Some experts and pundits have resorted to slamming parents who oppose vaccines, but others, who are equally as dismayed by the campaign, have urged relying on the overwhelming figures, instead of vituperative language. Billionaire philanthropist Bill Gates, for example, recently tweeted a clear-cut infographic that delineated just how many children’s lives have been saved from infectious diseases in recent history alone.

According to the chart, which was excerpted from his foundation’s annual letter, the number of global deaths in kids from measles has dropped 80 percent since 2000. The disease was deemed eliminated in the U.S. that same year, according to the Associated Press.

measles

But a recent spate of measles cases in the U.S. threatens to undo that progress, experts say.

According to the Centers for Disease Control and Prevention (CDC), there were at least 102 reported cases of measles in 14 states as of Sunday. California had 35 of those cases, most of which were contracted in Disneyland in December, according to the Associated Press. In Arizona alone, health officials warned that 1,000 people could have been exposed, and urged anyone with symptoms not to go the Super Bowl events in Phoenix, The New York Times reported.

And Tom Frieden, CDC director, further admonished on Sunday that the country could see a “large outbreak” of measles.

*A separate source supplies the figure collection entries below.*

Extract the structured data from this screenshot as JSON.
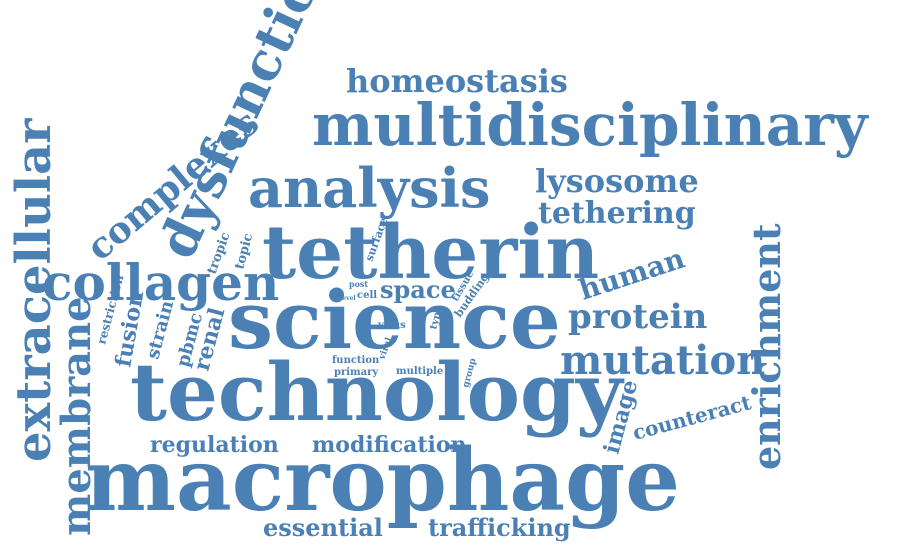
{
  "color": "#4a80b4",
  "words": [
    {
      "text": "macrophage"
    },
    {
      "text": "technology"
    },
    {
      "text": "science"
    },
    {
      "text": "tetherin"
    },
    {
      "text": "multidisciplinary"
    },
    {
      "text": "analysis"
    },
    {
      "text": "extracellular"
    },
    {
      "text": "membrane"
    },
    {
      "text": "collagen"
    },
    {
      "text": "dysfunction"
    },
    {
      "text": "complexes"
    },
    {
      "text": "homeostasis"
    },
    {
      "text": "lysosome"
    },
    {
      "text": "tethering"
    },
    {
      "text": "enrichment"
    },
    {
      "text": "human"
    },
    {
      "text": "protein"
    },
    {
      "text": "mutation"
    },
    {
      "text": "counteract"
    },
    {
      "text": "image"
    },
    {
      "text": "regulation"
    },
    {
      "text": "modification"
    },
    {
      "text": "essential"
    },
    {
      "text": "trafficking"
    },
    {
      "text": "space"
    },
    {
      "text": "fusion"
    },
    {
      "text": "strain"
    },
    {
      "text": "pbmc"
    },
    {
      "text": "renal"
    },
    {
      "text": "restriction"
    },
    {
      "text": "tropic"
    },
    {
      "text": "topic"
    },
    {
      "text": "surface"
    },
    {
      "text": "budding"
    },
    {
      "text": "tissue"
    },
    {
      "text": "post"
    },
    {
      "text": "cell"
    },
    {
      "text": "level"
    },
    {
      "text": "virus"
    },
    {
      "text": "viral"
    },
    {
      "text": "type"
    },
    {
      "text": "group"
    },
    {
      "text": "function"
    },
    {
      "text": "primary"
    },
    {
      "text": "multiple"
    }
  ]
}
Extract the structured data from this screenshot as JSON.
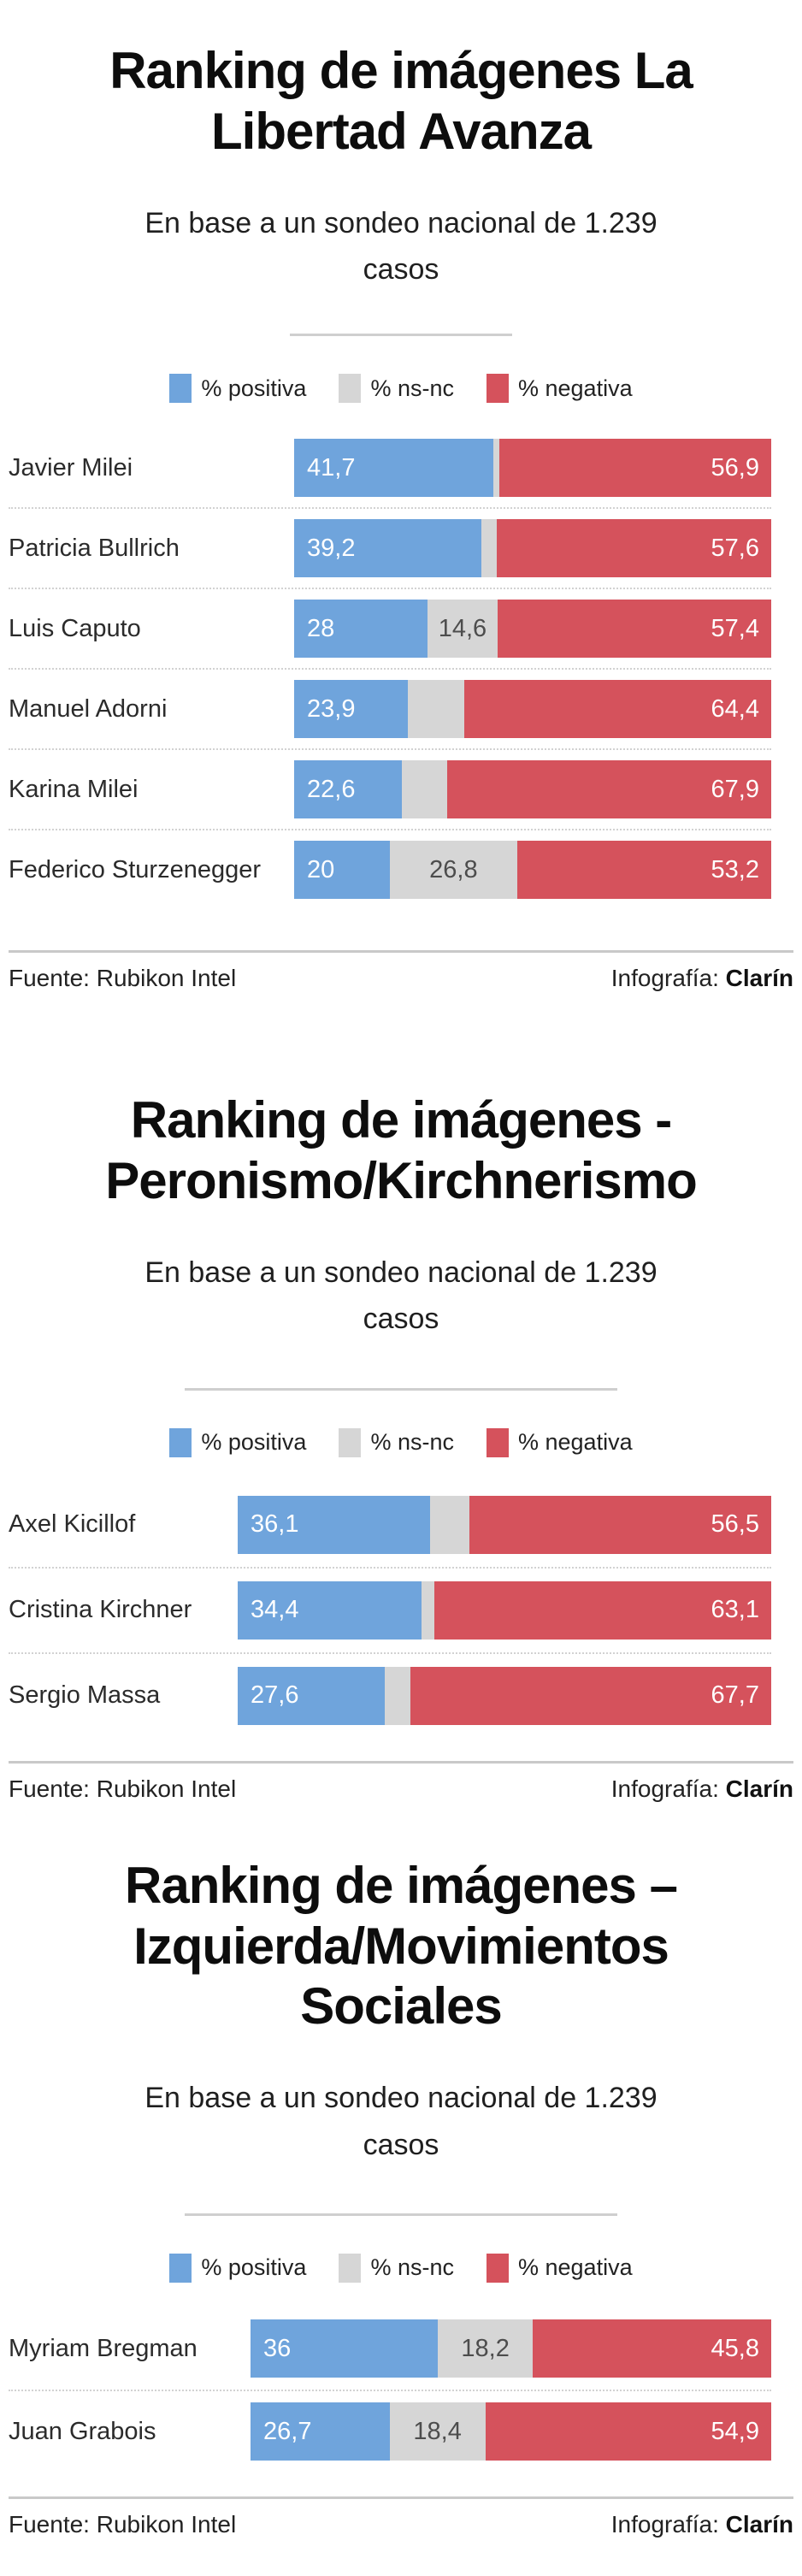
{
  "colors": {
    "positiva": "#6FA4DC",
    "nsnc": "#D6D6D6",
    "negativa": "#D5525C"
  },
  "chart_data": [
    {
      "type": "bar",
      "stacked": true,
      "orientation": "horizontal",
      "xlim": [
        0,
        100
      ],
      "unit": "%",
      "title": "Ranking de imágenes La Libertad Avanza",
      "title_lines": [
        "Ranking de imágenes La",
        "Libertad Avanza"
      ],
      "subtitle": "En base a un sondeo nacional de 1.239 casos",
      "subtitle_lines": [
        "En base a un sondeo nacional de 1.239",
        "casos"
      ],
      "legend": [
        {
          "label": "% positiva"
        },
        {
          "label": "% ns-nc"
        },
        {
          "label": "% negativa"
        }
      ],
      "rows": [
        {
          "name": "Javier Milei",
          "positiva": 41.7,
          "nsnc": 1.4,
          "negativa": 56.9,
          "labels": {
            "pos": "41,7",
            "ns": "",
            "neg": "56,9"
          }
        },
        {
          "name": "Patricia Bullrich",
          "positiva": 39.2,
          "nsnc": 3.2,
          "negativa": 57.6,
          "labels": {
            "pos": "39,2",
            "ns": "",
            "neg": "57,6"
          }
        },
        {
          "name": "Luis Caputo",
          "positiva": 28,
          "nsnc": 14.6,
          "negativa": 57.4,
          "labels": {
            "pos": "28",
            "ns": "14,6",
            "neg": "57,4"
          }
        },
        {
          "name": "Manuel Adorni",
          "positiva": 23.9,
          "nsnc": 11.7,
          "negativa": 64.4,
          "labels": {
            "pos": "23,9",
            "ns": "",
            "neg": "64,4"
          }
        },
        {
          "name": "Karina Milei",
          "positiva": 22.6,
          "nsnc": 9.5,
          "negativa": 67.9,
          "labels": {
            "pos": "22,6",
            "ns": "",
            "neg": "67,9"
          }
        },
        {
          "name": "Federico Sturzenegger",
          "positiva": 20,
          "nsnc": 26.8,
          "negativa": 53.2,
          "labels": {
            "pos": "20",
            "ns": "26,8",
            "neg": "53,2"
          }
        }
      ],
      "source": "Fuente: Rubikon Intel",
      "credit_label": "Infografía:",
      "credit_brand": "Clarín"
    },
    {
      "type": "bar",
      "stacked": true,
      "orientation": "horizontal",
      "xlim": [
        0,
        100
      ],
      "unit": "%",
      "title": "Ranking de imágenes - Peronismo/Kirchnerismo",
      "title_lines": [
        "Ranking de imágenes -",
        "Peronismo/Kirchnerismo"
      ],
      "subtitle": "En base a un sondeo nacional de 1.239 casos",
      "subtitle_lines": [
        "En base a un sondeo nacional de 1.239",
        "casos"
      ],
      "legend": [
        {
          "label": "% positiva"
        },
        {
          "label": "% ns-nc"
        },
        {
          "label": "% negativa"
        }
      ],
      "rows": [
        {
          "name": "Axel Kicillof",
          "positiva": 36.1,
          "nsnc": 7.4,
          "negativa": 56.5,
          "labels": {
            "pos": "36,1",
            "ns": "",
            "neg": "56,5"
          }
        },
        {
          "name": "Cristina Kirchner",
          "positiva": 34.4,
          "nsnc": 2.5,
          "negativa": 63.1,
          "labels": {
            "pos": "34,4",
            "ns": "",
            "neg": "63,1"
          }
        },
        {
          "name": "Sergio Massa",
          "positiva": 27.6,
          "nsnc": 4.7,
          "negativa": 67.7,
          "labels": {
            "pos": "27,6",
            "ns": "",
            "neg": "67,7"
          }
        }
      ],
      "source": "Fuente: Rubikon Intel",
      "credit_label": "Infografía:",
      "credit_brand": "Clarín"
    },
    {
      "type": "bar",
      "stacked": true,
      "orientation": "horizontal",
      "xlim": [
        0,
        100
      ],
      "unit": "%",
      "title": "Ranking de imágenes – Izquierda/Movimientos Sociales",
      "title_lines": [
        "Ranking de imágenes –",
        "Izquierda/Movimientos",
        "Sociales"
      ],
      "subtitle": "En base a un sondeo nacional de 1.239 casos",
      "subtitle_lines": [
        "En base a un sondeo nacional de 1.239",
        "casos"
      ],
      "legend": [
        {
          "label": "% positiva"
        },
        {
          "label": "% ns-nc"
        },
        {
          "label": "% negativa"
        }
      ],
      "rows": [
        {
          "name": "Myriam Bregman",
          "positiva": 36,
          "nsnc": 18.2,
          "negativa": 45.8,
          "labels": {
            "pos": "36",
            "ns": "18,2",
            "neg": "45,8"
          }
        },
        {
          "name": "Juan Grabois",
          "positiva": 26.7,
          "nsnc": 18.4,
          "negativa": 54.9,
          "labels": {
            "pos": "26,7",
            "ns": "18,4",
            "neg": "54,9"
          }
        }
      ],
      "source": "Fuente: Rubikon Intel",
      "credit_label": "Infografía:",
      "credit_brand": "Clarín"
    }
  ]
}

Experts attribute the sudden surge in cases to the anti-vaccine campaign.

An analysis released by the Trust for America’s health on Wednesday noted that fewer than 90 percent of babies between 19 to 35 months old have received the vaccination against measles, mumps and rubella. Advocacy group Healthy People 2020 set 90 percent as the baseline national goal for preschoolers.

Dr. James Cherry, a specialist in pediatric infectious diseases at the University of California, Los Angeles, told The New York Times that the recent outbreak was “100 percent connected” to parents declining to immunize their kids.

“It wouldn’t have happened otherwise — it wouldn’t have gone anywhere,” he told the Times. “There are some pretty dumb people out there.”

Anti-vaxxers eschew immunizations for a number of reasons.

Some still believe there is a link between vaccines and autism, even though a 1998 study that supported that theory was later retracted. Others have religious objections, while some simply want to avoid injecting “toxins” into their kids’ bodies, according to the Times.

While these theories frustrate scientists, experts recommend approaching the debate with facts, not insults.

“I part with the commentators who assume that insulting, shaming, and threatening anti-vaccination parents is the best course,” Conor Friedersdorf wrote in the Atlantic. “The best way forward is to downplay the polarizing debate about coercion, wherever one stands on it, and to focus on the reality that ought to make it unnecessary: the strength of the case for vaccinating one’s kids, as demonstrated by the scientific merits of the matter.”

President Barack Obama and leaders in the health field agree that zeroing in on the numbers is the most effective approach.

“I understand that there are families that, in some cases, are concerned about the effect of vaccinations,” Obama said in a pre-Super Bowl interview on Sunday. “The science is, you know, pretty indisputable. We’ve looked at this again and again. There is every reason to get vaccinated, but there aren’t reasons to not.”

Gates, and his wife, Melinda, who have made bringing vaccines to the poorest countries a cornerstone of their advocacy work, have also used their personal experiences to push back against anti-vaccine claims.

“[Women in Africa] will walk 10 kilometers in the heat with their child and line up to get a vaccine because they have seen death,” Melinda Gates said in a recent interview with HuffPost Live. “We’ve forgotten what measles deaths look like. We’ve forgotten … the scourges they used to be. But in Africa, the women know death in their children and they want their children to survive.”